Coastal region is experiencing an unprecedented tourism boom this festive season, primarily driven by a significant increase in domestic travelers. Hotel occupancy rates have skyrocketed past 90%, and national parks are reporting historic visitor numbers, indicating a transformative shift in the country’s hospitality sector.
The traditional December rush to Kenya’s coast has reached new heights in 2025, with popular destinations like Diani, Malindi, and Mombasa reporting “Fully Booked” signs as early as last week. This surge is largely attributed to Kenyan families rediscovering their own country’s beauty, marking a “structural change in how Kenyans consume leisure,” according to Sam Ikwaye, Coast Executive Officer for the Kenya Association of Hotelkeepers and Caterers (KAHC).
Data from the Kenya Wildlife Service (KWS) further shows this trend, with visitor numbers to national parks and reserves hitting a historic high of 3.38 million for the year ending June 2025, surpassing the target of 3.3 million.
Crucially, domestic tourists now account for nearly 70% of all park visits, a testament to the growing importance of local tourism in both conservation and the economy. Dr. Erustus Kanga, KWS Director-General, emphasized, “More Kenyans are visiting our parks and contributing directly to both conservation and local economies”.
The economic impact is substantial, with the tourism sector injecting over KES 1 trillion into the economy in the last fiscal year and supporting approximately 1.6 million jobs. This domestic spending directly benefits local businesses, from tour guides to fresh produce suppliers.
The influx of visitors has, however, put immense pressure on infrastructure, with the Madaraka Express (SGR) fully booked and road and air travel prices spiking. This has also led to the emergence of new travel circuits, with Western and Nyanza regions, as well as the Mount Kenya circuit, seeing increased inquiries for quieter alternatives.

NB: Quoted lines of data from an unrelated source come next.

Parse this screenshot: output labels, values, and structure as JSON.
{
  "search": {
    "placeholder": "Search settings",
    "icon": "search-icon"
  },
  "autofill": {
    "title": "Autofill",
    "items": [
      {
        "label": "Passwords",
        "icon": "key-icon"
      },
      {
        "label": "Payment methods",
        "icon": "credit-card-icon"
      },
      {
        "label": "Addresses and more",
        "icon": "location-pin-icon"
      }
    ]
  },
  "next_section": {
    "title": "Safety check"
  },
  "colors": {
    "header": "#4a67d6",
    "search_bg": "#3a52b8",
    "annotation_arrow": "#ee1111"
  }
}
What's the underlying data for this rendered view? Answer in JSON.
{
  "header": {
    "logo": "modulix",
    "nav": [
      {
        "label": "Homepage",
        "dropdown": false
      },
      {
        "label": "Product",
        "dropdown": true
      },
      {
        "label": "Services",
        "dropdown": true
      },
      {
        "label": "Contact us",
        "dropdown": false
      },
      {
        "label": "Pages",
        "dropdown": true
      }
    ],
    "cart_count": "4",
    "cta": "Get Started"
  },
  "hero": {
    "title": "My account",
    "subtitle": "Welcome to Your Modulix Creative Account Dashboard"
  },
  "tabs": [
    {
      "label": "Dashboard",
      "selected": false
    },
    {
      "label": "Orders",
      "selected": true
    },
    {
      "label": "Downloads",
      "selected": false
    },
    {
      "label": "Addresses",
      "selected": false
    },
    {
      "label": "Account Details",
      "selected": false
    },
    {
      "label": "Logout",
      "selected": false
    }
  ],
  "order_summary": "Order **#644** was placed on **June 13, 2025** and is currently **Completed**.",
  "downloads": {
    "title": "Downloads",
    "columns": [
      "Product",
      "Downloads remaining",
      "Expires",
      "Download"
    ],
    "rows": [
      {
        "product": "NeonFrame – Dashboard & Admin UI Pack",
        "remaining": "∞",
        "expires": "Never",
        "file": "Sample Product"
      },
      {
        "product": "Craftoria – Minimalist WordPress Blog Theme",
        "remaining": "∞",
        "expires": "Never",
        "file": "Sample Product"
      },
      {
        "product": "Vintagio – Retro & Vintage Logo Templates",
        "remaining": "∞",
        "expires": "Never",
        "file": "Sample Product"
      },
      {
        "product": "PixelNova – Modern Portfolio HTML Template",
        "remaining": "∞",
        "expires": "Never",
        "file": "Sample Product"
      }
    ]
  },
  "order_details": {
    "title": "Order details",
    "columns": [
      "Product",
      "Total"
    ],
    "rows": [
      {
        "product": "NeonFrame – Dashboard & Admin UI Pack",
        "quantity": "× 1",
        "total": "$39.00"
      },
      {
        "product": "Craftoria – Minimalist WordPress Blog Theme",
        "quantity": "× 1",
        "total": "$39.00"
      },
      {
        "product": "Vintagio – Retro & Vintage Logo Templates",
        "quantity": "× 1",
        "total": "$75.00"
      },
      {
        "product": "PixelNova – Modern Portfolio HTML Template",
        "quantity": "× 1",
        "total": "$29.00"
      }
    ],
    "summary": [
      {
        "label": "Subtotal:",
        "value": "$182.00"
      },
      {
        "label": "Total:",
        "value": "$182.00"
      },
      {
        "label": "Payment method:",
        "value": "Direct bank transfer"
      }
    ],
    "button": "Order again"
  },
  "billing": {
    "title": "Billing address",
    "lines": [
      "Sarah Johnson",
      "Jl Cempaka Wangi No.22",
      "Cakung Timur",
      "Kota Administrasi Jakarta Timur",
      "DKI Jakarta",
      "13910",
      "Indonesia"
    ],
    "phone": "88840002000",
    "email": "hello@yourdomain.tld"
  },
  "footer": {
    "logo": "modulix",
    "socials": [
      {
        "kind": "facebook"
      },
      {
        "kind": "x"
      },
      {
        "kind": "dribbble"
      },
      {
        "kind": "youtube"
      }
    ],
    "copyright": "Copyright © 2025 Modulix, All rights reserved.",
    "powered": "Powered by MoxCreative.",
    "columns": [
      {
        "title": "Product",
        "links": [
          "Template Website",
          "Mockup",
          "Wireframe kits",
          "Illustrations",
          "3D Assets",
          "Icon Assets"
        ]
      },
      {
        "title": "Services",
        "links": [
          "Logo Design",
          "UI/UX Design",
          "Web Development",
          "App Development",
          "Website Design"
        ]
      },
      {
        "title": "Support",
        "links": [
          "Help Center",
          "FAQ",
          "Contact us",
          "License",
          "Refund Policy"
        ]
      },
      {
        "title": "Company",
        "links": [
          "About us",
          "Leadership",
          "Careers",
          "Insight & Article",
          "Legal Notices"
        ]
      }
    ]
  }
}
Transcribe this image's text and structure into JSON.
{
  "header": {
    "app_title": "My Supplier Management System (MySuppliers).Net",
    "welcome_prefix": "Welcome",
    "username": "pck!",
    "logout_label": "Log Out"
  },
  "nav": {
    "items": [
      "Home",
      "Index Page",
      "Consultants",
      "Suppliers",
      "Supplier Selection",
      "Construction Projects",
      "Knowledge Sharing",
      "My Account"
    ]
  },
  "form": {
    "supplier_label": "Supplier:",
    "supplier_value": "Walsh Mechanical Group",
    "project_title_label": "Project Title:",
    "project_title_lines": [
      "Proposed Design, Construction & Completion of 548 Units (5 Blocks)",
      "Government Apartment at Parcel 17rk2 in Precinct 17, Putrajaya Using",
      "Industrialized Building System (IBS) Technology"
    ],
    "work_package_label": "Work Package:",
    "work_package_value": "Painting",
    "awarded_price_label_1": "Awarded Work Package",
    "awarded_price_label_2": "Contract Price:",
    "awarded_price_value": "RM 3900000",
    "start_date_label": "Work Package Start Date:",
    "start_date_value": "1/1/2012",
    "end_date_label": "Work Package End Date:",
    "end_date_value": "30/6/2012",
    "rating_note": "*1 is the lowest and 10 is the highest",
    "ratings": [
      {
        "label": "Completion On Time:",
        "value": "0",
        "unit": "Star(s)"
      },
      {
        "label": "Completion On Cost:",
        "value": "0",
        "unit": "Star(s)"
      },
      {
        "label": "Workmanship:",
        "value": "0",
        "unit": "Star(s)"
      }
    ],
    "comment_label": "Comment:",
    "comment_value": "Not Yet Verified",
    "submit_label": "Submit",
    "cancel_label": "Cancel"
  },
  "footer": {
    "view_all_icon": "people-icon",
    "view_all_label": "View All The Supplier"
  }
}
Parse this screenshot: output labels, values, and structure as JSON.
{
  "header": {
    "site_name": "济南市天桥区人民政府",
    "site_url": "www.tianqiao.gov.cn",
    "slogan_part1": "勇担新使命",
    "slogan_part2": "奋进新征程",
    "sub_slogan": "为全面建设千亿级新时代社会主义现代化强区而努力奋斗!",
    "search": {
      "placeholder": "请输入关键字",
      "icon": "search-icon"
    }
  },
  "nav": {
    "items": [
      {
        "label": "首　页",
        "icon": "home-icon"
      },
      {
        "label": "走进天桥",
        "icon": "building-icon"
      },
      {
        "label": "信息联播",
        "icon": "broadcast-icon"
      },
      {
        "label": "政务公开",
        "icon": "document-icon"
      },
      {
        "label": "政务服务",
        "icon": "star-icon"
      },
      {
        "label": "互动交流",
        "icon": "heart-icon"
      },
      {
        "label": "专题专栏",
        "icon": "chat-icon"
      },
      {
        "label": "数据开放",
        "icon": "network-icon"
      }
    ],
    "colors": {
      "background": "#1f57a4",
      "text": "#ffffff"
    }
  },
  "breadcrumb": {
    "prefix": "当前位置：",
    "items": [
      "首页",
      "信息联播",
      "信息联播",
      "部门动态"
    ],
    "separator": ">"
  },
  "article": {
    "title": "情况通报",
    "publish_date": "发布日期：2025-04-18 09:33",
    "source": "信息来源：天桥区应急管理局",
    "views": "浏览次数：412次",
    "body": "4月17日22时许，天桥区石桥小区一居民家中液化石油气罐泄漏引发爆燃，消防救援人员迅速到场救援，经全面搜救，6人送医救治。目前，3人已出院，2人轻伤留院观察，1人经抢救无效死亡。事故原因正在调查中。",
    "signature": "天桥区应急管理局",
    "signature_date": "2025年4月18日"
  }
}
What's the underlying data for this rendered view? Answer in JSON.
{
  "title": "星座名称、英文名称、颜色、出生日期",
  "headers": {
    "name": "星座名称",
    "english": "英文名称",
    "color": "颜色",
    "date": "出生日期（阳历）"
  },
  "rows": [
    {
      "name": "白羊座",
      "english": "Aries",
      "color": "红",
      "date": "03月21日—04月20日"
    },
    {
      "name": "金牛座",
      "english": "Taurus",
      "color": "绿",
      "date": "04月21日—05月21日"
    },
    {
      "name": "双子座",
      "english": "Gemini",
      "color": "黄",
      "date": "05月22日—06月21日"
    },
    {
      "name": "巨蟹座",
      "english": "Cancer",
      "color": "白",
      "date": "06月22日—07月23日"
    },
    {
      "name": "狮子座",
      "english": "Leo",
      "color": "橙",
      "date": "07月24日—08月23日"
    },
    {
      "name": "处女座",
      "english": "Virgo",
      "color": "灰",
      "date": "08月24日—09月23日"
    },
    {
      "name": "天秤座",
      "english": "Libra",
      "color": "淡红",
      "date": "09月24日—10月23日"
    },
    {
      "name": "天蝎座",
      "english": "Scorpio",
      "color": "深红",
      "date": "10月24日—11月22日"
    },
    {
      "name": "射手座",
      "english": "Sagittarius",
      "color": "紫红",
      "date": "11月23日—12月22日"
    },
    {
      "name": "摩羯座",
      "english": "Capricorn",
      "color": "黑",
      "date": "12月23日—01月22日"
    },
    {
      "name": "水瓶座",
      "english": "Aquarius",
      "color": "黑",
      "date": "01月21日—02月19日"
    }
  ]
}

The government’s visa-free policy has also contributed to a 48.1% increase in international arrivals, reaching 1.8 million in the first nine months of 2025. However, the resilience of the sector is increasingly built on its domestic market, which “has insulated us” when global travel dips, as noted by an analyst from the Kenya Tourism Board.
Mombasa’s hotels are approaching full occupancy, with improved transport links and security cited as key factors.